Tarnas in his voluminous study of culture follows larger planetary alignments of a collective nature in order to show an archetypal resonance between such alignments and history (the collective memory of humanity). He notes the results of such influences in primarily two forms: synchronistic activity whereby within one time period a number of different figures begin to access information and formulate certain thematically linked ideas and diachronic activity whereby one period in history revisits the issues (resolved and unresolved) of a prior period of history in which similar collective signatures and themes were found.
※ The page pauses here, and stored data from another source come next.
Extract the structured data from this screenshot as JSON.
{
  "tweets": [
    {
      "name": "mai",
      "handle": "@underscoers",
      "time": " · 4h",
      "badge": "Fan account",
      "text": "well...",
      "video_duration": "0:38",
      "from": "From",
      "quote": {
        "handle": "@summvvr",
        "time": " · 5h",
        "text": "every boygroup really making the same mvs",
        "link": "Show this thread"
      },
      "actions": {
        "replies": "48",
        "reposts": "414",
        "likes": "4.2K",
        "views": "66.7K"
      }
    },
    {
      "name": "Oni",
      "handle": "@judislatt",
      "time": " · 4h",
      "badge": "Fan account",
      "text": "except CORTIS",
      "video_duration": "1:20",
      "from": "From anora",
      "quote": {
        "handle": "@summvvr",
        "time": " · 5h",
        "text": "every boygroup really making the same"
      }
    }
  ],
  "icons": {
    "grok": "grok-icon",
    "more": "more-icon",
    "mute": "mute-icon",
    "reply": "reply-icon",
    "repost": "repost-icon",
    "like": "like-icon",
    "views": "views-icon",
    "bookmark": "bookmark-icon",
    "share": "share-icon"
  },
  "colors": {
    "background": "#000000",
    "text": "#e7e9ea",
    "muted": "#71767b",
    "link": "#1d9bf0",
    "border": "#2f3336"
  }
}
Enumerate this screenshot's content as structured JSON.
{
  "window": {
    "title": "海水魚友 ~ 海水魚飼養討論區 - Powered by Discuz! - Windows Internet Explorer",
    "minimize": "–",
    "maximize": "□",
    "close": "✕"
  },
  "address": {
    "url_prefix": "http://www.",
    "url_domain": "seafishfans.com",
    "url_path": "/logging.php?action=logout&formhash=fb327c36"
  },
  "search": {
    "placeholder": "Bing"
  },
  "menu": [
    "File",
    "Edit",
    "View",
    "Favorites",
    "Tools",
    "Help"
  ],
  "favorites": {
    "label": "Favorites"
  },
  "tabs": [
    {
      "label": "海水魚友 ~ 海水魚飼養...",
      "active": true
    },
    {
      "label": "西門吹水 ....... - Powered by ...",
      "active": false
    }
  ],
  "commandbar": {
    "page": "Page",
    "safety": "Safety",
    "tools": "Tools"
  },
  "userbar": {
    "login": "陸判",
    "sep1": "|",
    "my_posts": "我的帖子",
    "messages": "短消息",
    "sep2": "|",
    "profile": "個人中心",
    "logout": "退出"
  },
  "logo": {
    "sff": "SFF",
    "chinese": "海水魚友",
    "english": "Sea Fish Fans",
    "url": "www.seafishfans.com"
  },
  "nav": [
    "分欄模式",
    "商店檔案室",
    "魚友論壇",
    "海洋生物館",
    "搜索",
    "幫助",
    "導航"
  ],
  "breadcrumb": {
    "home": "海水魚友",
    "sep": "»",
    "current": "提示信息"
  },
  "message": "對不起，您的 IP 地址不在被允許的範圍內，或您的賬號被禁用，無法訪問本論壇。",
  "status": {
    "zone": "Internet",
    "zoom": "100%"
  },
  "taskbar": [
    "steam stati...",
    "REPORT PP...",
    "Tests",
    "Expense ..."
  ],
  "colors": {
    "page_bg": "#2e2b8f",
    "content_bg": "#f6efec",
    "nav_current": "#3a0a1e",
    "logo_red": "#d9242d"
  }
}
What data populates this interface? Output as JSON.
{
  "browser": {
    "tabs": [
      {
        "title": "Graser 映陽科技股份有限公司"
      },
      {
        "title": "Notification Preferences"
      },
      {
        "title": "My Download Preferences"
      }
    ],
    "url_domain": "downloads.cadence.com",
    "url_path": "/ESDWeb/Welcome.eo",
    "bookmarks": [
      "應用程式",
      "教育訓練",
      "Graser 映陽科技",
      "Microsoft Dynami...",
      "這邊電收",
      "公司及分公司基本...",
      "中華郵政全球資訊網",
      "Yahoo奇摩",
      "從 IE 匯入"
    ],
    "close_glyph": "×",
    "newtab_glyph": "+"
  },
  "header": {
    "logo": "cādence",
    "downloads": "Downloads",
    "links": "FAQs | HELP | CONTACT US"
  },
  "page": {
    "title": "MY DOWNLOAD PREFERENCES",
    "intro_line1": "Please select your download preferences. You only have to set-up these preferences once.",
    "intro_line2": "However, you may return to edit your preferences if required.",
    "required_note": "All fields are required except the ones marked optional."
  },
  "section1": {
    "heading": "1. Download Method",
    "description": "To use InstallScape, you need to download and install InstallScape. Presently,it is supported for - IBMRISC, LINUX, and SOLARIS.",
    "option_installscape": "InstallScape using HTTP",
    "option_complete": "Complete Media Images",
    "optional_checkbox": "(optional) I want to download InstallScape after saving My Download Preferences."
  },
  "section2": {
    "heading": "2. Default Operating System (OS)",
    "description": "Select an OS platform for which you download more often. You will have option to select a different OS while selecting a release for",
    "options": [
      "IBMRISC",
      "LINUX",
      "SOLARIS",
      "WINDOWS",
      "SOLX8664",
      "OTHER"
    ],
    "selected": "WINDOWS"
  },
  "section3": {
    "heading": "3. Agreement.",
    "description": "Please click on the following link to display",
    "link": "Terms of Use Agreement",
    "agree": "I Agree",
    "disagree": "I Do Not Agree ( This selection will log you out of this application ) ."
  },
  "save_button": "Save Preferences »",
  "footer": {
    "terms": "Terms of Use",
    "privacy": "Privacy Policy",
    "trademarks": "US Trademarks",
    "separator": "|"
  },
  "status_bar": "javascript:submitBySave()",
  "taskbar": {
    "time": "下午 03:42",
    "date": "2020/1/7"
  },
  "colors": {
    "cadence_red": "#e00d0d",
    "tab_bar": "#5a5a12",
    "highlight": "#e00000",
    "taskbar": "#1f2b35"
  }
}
Tarnas links the Pluto-Uranus conjunction of 1960-72 with a number of pivotal revolutionary periods in within the last four hundred years in which he explores prior meetings between these planetary influences. What he is unable to do with the conjunction of 1960-72 is to play it forward into further aspects of the cycle for this cycle has not played out yet…

The Agony in the Garden

How this revolutionary, inspirational, Dionysian and rebellious energy plays out is in the hands, hearts, minds and genitals of those alive now. Those for whom the Rubedo could become an embodied reality…For we are brothers and sisters in blood and could we but take the knife to our own hands and offer them in fellowship…in such a world there would be a much more serious pause before violence toward one of our own would be considered…As any of the true hippies knew…As I knew as a child of the Uranus-Pluto conjunction that over lit the sixties…as I had writ in large Day-Glo handwriting from above as Uranus moved to transit its natal position in my early twenties and the six tabs kicked in…We are all part of the one life, in soul, in blood, all a part of the origins…all bathed in a river of white love, purified and ready to redden into life again.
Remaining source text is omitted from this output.